The failure to find any relationship between the independent variables of apology condition and hostility and the dependent variables of subjective report of emotion, or any association between subjective emotion recovery and systolic blood pressure recovery, was unexpected. One interpretation of this finding is that subjective emotion is truly unrelated to personality, to social interactions such as apology, or to cardiovascular functioning. This interpretation would be contrary to decades of research. However, looking at the anger ratings for example, the mean difference from baseline in response to the task, while statistically significant, was very small. Thus, the rating scales used in this study may not have been sufficiently sensitive to accurately reflect the intensity of subjective emotion change between and within groups. This problem arises because the use of self-report emotion ratings assumes that participants are both willing and able to accurately report their current emotional state. This assumption may not be tenable, particularly when the emotion in question, anger for example, is generally the subject of social constraint. Further, because recovery emotion ratings occurred 10 min following cessation of the task and at least 8 min following the apology, it remains an open question as to participant's subjective emotion state during that intervening time period during which one might hypothesize the effect of an apology to be most potent. Additionally, the assignment of participants into apology condition without regard to their level of hostility resulted in hostility not being represented evenly across conditions, which represents a threat to internal validity. Note the resulting uneven cell sizes. Finally, the small magnitude changes in subjective anger may be due to the fact that our task was designed to provoke only mild anger given that ethical review boards do not permit powerful anger provocation paradigms. We do not know if the relationship between these variables would be stronger in situations involving more intense anger provocation as one might see in everyday life. Thus, further study involving different anger provocation manipulations and more careful monitoring of participants’ emotional state is required prior to dismissing the influence of apologies or hostility on subjective emotional state.

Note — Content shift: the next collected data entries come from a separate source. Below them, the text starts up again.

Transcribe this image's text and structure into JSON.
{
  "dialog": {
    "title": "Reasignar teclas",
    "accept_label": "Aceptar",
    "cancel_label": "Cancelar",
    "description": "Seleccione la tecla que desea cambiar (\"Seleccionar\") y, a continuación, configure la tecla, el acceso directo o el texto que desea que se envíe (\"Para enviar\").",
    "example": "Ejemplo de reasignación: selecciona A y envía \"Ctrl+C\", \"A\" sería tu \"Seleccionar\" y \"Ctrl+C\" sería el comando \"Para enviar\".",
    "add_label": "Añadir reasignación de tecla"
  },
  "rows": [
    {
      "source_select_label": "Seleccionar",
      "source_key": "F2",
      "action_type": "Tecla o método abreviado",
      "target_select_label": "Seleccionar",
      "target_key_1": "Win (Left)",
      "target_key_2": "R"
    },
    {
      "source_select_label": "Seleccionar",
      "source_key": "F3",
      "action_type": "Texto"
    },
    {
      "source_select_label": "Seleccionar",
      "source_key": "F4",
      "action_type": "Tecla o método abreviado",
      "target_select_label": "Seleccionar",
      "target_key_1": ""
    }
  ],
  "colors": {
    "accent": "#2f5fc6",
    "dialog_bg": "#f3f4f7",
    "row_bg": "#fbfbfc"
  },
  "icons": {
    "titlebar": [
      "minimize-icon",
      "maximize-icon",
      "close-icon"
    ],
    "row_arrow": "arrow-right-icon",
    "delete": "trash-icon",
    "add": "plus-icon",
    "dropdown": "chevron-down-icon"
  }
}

In sum, we showed for the first time, that carefully crafted types of apologies can have distinct influences on physiological recovery following anger provocation and we are thereby suggesting that a physiological explanation exists for the constructive role of apologies in interpersonal situations. Unfortunately, these effects appear not to be equally applicable for all angered individuals but produce the clearest and most intriguing findings for those with hostility predispositions. We encourage future researchers to continue studying the health benefits of apologies and to pay attention to population subgroups with particularly volatile or cynical interpersonal styles.